What is not, though, is the fading significance of album cover art. It is a case of plenty makes for less, as storage space on hard drives and cloud services makes the proliferation of still images to go with an album easier than ever. Plus, there is the Internet to spread it around, until the cover art (which covers nothing physical if there is no CD or vinyl album) reaches anyone with the desire and Internet access.

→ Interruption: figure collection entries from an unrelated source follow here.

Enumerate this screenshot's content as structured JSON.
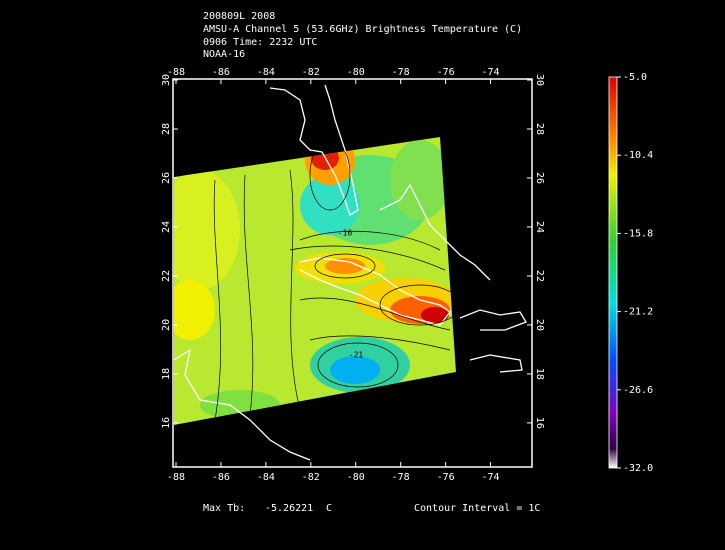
{
  "header": {
    "lines": [
      "200809L 2008",
      "AMSU-A Channel 5 (53.6GHz) Brightness Temperature (C)",
      "0906 Time: 2232 UTC",
      "NOAA-16"
    ]
  },
  "map": {
    "xlim": [
      -88,
      -72.2
    ],
    "ylim": [
      14.2,
      30
    ],
    "xticks": [
      -88,
      -86,
      -84,
      -82,
      -80,
      -78,
      -76,
      -74
    ],
    "yticks": [
      16,
      18,
      20,
      22,
      24,
      26,
      28,
      30
    ],
    "contour_labels": [
      "-16",
      "-21"
    ]
  },
  "colorbar": {
    "lim": [
      -32,
      -5
    ],
    "ticks": [
      {
        "value": -5,
        "label": "-5.0"
      },
      {
        "value": -10.4,
        "label": "-10.4"
      },
      {
        "value": -15.8,
        "label": "-15.8"
      },
      {
        "value": -21.2,
        "label": "-21.2"
      },
      {
        "value": -26.6,
        "label": "-26.6"
      },
      {
        "value": -32,
        "label": "-32.0"
      }
    ]
  },
  "footer": {
    "max_label": "Max Tb:",
    "max_value": -5.26221,
    "max_unit": "C",
    "contour": "Contour Interval = 1C"
  }
}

However, it felt like more when the only album art images we had access to were the ones with the LP or CD. There are the standouts - the famed lighter-style jacket encasing The Wailers' Island Records debut, Catch a Fire; Peter Tosh seated in a herb field fronting Legalise It; Michael Jackson with a furry friend when Thriller was opened up. Then there are my favourites from the 1990s, the decade before the CD started to fade as the preferred format of moving music, among them the cover of Sizzla's Black Woman and Child (which was released nearly 20 years ago).
PHYSICAL VS DIGITAL
I question if I am romanticising the past, or treasuring the visual impact of cover art which the digital age has blunted. I do believe that the cover which the physical music format is kept in shows the performer in a more lasting way than a slew of images accompanying the virtual distribution can. Take Tanya Stephens' Rebelution, with the red beret, in a profile reminiscent of Che Guevara. It has an enduring impact, no matter how many other pictures I have seen of her, or seen Stephens perform.
This may be good or bad. The positive is that I have an indelible memory of a preferred performer. The bad is that I may freeze her in my mind at a particular stage of her artistic development and not sufficiently appreciate her subsequent work as much as I could.
However, for me, the latter is part of the beauty of album cover art. It twins the stage of where the person's music is at that point in their lives, with their physical state (for those who use their photographs extensively in the album art). With an LP or CD, I can pick up the package and get the impact and understanding of both in a limited storage space. When there is less space to work with, we naturally tend to try to utilise it as best as we can.
This permeates the entire process, from recording the still image or songs through to the final packaging. It is a need for careful selection which the limitless virtual world negates, I believe, to the detriment of the final product.